Google however has put a bit of its AI engine on its app to run as a standalone without needing the communicate with its servers. So in some cases a user cannot connect to the internet, the mobile phone can still execute certain commands by processing the data inside the phone itself.

An example for this is Google Translate. Google has made the app to recognize words, and by sending those words back to its servers, Google can then translate them to other languages. But users can "train" the app. When it's trained, the app can run on its own, doing the bits of translation without the having to connect to the internet.

The catch? Processing power. Even the most advanced smartphones are limited if compared to data centers Google owned. This prevent mobile devices to do sophisticated AI without connection.

This is where the future will answer. As hardware improves, it can power up the what was once limited. As mobile devices are becoming more powerful, it can do more and more AI tasks, moving parts of the AI processing inside the phone, decreasing the need of an internet connection.

As the current pace of mobile is already starting its GPU implementation, the world of hardware is changing even more. In order for hardware to catch up, it should change faster than the world of software.

Targeting Beyond With Something To Expect

In 2007, Google aims to dominate the mobile market by releasing Android, an open-source OS for mobile. Years later, it achieved what it wanted by having a huge market, whose dominance only comparable to Apple's iOS.

By getting its TensorFlow open-sourced, it laid the same strategy. TensorFlow is like the Android of AI. With it, Google is aiming to dominate the AI market, just like it did when conquering the mobile market with Android.

Many of Google is powered by AI. Not only it helps its services to work more effectively, it's making data processing more efficient. With more of its products are powered by AI, Google is making them "smarter" in many ways.

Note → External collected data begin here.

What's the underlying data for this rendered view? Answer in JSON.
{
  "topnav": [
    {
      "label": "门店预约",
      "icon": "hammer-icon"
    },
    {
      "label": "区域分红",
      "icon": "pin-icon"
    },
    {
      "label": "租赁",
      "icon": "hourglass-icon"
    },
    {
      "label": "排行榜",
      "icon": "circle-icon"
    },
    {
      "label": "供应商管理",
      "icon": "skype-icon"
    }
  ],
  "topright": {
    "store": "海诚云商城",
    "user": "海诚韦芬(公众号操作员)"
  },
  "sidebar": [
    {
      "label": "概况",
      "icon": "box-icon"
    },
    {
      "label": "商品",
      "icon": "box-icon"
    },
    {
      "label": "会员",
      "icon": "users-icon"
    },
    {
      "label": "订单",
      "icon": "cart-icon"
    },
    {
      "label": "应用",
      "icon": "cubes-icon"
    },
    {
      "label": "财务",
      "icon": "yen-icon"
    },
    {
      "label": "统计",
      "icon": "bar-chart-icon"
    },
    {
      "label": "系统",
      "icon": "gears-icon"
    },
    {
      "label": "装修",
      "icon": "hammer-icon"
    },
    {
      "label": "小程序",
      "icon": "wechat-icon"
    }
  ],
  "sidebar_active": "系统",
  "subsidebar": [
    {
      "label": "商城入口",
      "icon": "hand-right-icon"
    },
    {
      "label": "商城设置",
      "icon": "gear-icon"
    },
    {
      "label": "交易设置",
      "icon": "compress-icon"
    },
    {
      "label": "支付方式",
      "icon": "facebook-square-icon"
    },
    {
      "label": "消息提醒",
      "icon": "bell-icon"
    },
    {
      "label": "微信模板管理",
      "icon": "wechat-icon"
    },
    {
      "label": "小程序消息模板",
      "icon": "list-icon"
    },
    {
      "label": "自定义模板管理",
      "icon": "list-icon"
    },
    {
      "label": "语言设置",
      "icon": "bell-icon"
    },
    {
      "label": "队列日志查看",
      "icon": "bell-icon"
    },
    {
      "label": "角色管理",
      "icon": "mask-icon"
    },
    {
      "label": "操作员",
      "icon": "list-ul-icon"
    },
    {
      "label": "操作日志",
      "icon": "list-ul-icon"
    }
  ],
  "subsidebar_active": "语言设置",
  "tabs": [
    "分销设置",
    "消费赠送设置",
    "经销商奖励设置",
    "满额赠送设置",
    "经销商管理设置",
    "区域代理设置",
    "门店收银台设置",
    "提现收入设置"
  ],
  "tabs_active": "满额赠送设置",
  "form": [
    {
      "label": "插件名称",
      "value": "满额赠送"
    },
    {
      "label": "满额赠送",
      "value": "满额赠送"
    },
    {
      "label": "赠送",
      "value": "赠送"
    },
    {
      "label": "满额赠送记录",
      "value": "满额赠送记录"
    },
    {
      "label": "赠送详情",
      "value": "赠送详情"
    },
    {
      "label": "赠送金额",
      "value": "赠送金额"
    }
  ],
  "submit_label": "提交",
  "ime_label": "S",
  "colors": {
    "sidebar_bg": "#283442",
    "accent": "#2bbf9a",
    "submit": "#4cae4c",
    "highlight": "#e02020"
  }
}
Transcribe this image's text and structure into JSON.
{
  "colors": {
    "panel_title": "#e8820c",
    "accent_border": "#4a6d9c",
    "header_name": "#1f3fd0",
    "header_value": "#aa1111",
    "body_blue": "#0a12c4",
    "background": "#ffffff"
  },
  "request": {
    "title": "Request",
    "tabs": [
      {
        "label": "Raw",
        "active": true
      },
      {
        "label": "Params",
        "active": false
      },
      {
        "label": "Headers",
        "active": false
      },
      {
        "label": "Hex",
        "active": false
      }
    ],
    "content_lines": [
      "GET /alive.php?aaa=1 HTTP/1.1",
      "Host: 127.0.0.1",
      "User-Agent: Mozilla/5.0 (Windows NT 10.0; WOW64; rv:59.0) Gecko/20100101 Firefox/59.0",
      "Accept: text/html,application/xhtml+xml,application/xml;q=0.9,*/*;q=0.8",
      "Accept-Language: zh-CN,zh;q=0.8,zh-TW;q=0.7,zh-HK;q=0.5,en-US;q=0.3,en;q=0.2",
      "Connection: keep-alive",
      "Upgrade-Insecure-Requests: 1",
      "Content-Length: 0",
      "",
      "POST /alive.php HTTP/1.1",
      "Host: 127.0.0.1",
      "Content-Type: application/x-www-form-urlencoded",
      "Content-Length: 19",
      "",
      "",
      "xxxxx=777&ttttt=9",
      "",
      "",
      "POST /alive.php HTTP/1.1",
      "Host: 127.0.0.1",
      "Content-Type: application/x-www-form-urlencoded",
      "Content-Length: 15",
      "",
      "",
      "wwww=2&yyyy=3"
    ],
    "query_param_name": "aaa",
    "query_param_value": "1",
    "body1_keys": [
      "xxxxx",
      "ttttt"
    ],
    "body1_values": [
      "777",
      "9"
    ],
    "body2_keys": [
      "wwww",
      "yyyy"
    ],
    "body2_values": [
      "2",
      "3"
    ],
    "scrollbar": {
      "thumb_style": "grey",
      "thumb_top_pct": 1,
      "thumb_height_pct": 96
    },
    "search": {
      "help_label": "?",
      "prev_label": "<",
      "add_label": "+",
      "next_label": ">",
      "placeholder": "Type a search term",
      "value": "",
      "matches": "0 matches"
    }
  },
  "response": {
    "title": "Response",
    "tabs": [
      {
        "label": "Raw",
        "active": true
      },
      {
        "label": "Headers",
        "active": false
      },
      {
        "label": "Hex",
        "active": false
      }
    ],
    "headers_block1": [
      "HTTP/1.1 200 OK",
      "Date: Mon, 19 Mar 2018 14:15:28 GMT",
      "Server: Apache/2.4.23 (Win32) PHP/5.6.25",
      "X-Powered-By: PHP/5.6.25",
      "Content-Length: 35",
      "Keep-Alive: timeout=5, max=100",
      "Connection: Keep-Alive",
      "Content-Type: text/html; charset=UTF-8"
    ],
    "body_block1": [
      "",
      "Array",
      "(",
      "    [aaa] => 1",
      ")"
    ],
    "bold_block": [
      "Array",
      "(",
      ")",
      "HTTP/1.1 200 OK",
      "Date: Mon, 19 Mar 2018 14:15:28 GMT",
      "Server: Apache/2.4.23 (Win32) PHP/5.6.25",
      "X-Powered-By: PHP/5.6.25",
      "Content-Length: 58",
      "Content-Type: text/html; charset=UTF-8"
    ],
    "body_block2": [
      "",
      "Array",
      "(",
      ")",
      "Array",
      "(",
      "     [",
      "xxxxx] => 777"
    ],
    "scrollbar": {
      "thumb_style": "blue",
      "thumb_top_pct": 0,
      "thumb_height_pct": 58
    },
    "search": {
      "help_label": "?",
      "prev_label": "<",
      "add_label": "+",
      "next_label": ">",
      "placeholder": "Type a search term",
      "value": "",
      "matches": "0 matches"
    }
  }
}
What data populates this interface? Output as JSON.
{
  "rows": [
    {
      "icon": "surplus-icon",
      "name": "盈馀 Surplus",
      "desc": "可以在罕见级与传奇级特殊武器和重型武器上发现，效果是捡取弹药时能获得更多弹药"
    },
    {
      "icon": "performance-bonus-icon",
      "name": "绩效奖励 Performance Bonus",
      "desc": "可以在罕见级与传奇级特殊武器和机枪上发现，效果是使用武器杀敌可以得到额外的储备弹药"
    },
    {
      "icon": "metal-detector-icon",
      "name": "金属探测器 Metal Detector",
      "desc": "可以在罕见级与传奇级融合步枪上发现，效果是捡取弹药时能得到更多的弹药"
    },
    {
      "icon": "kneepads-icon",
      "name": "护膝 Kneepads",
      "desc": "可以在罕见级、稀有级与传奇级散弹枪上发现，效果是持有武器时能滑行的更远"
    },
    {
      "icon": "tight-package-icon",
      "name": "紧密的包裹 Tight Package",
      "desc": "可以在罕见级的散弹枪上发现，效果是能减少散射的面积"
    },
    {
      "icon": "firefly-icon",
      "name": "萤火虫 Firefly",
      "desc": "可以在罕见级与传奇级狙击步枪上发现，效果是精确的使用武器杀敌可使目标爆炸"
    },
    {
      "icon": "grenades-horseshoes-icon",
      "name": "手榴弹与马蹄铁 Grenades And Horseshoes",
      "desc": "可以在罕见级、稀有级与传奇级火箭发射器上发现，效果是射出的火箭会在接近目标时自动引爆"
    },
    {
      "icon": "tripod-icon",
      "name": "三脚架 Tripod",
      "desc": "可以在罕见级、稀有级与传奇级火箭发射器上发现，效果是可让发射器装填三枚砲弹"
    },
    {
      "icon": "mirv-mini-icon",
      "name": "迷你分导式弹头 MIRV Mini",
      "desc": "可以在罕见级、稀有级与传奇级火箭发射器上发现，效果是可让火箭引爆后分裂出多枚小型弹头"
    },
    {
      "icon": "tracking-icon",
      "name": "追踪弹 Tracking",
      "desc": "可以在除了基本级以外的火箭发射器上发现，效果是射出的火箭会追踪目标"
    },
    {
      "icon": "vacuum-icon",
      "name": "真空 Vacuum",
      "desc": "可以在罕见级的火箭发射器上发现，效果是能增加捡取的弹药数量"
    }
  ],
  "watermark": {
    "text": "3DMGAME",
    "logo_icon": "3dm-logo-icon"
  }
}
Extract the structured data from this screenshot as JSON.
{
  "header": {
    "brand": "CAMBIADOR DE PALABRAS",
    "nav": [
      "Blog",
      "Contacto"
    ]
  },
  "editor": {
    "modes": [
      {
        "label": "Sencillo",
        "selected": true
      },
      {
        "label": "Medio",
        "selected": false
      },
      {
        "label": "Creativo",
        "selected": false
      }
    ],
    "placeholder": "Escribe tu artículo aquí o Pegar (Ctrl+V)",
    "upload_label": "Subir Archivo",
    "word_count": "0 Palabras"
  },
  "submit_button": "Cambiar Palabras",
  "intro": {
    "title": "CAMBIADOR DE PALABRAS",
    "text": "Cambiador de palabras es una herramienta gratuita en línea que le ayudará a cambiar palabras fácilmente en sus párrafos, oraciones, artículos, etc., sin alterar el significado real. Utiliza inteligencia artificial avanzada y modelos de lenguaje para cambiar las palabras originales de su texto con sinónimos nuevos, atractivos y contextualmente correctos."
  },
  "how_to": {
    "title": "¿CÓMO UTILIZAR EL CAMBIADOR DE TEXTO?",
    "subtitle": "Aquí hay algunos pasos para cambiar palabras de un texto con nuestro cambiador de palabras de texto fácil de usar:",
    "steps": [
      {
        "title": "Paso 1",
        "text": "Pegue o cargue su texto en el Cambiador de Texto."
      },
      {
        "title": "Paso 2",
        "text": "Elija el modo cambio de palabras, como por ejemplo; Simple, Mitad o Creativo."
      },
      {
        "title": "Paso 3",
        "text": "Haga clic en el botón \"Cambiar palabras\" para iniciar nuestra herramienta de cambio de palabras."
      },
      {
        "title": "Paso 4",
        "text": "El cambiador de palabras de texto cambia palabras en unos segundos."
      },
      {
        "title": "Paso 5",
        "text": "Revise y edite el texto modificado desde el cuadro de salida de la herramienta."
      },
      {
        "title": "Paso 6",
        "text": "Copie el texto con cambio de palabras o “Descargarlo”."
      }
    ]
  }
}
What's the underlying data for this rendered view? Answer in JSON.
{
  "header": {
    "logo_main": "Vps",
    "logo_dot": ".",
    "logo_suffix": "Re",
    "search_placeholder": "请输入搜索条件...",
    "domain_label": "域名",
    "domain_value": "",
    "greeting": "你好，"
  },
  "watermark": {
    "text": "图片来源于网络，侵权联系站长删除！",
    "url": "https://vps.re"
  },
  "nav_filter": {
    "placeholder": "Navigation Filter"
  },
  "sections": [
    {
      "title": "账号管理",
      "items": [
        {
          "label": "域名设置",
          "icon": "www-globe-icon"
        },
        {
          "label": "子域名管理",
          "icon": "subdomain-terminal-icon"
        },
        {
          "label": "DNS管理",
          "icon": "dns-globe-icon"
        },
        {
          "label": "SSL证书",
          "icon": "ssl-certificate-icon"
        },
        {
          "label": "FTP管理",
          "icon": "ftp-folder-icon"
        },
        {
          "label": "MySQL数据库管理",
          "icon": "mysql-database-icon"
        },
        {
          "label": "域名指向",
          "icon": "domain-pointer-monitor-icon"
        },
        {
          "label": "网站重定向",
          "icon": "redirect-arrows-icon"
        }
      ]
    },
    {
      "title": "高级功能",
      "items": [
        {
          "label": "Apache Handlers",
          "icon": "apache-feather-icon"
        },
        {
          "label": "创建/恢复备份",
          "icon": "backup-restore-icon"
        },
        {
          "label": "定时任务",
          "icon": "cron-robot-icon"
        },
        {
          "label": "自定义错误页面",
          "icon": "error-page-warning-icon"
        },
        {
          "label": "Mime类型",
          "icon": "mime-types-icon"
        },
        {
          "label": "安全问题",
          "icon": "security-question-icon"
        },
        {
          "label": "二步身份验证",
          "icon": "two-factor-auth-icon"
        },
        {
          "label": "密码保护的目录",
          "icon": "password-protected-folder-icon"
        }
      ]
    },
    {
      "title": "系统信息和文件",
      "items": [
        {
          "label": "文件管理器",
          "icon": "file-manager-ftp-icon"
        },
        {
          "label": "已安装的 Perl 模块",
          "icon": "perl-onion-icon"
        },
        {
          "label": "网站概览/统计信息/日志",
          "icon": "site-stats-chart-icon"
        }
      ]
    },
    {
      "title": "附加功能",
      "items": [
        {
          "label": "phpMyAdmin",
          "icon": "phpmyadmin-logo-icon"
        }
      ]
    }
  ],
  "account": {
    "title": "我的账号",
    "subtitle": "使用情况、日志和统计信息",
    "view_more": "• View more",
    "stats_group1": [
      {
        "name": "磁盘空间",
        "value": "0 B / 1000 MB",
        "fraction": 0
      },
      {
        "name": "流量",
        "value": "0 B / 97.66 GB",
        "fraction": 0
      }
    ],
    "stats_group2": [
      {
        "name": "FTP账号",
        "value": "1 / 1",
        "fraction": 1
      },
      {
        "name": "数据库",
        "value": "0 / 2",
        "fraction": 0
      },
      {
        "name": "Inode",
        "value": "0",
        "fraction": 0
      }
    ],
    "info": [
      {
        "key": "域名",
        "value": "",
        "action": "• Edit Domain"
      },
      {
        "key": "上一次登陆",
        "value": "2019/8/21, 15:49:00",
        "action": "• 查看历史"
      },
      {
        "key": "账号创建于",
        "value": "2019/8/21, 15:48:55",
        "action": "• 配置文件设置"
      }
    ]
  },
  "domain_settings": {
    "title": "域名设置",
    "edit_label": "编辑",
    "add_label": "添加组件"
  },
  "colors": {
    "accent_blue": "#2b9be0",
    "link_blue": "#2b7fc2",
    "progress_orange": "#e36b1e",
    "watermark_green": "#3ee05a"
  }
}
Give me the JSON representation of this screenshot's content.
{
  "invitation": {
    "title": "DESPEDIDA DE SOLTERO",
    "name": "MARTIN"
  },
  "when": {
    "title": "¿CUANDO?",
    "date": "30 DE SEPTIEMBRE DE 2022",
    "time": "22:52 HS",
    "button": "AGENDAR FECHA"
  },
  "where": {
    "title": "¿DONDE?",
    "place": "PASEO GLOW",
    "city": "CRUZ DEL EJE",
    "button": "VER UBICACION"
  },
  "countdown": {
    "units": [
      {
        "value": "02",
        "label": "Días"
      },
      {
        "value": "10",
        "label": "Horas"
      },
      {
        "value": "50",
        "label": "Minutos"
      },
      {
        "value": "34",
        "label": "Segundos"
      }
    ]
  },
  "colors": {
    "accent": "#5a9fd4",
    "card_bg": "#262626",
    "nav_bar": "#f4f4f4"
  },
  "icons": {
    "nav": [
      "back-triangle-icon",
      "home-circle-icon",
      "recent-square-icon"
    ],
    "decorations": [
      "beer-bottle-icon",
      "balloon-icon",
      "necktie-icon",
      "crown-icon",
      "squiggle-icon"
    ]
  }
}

Google Voice Search and Now, are comparable to Apple's Siri. But they aren't just rival to the Apple's digital assistant as Google is using them as a gateway to its vast knowledge base. The two are just those among that use TensorFlow. The more people use Google and its products, the more Google will learn. So open-sourcing their "brains" will not only help others in creating things never before achievable, it also help Google in growing.

People are still into AI as a growing trend. Its neural networks are indeed impressive because they work similar to the human brain. But humans still outsmart these networks by far far margin. Despite they're still dumb in certain things, such as object recognition, AI did enabled computers to visualize, something that is complex and impossible decades ago.

Despite AI has never matched expectations and investments given to it, especially in terms of object recognition and speech, at the the current pace, AI is closing to human-level performance.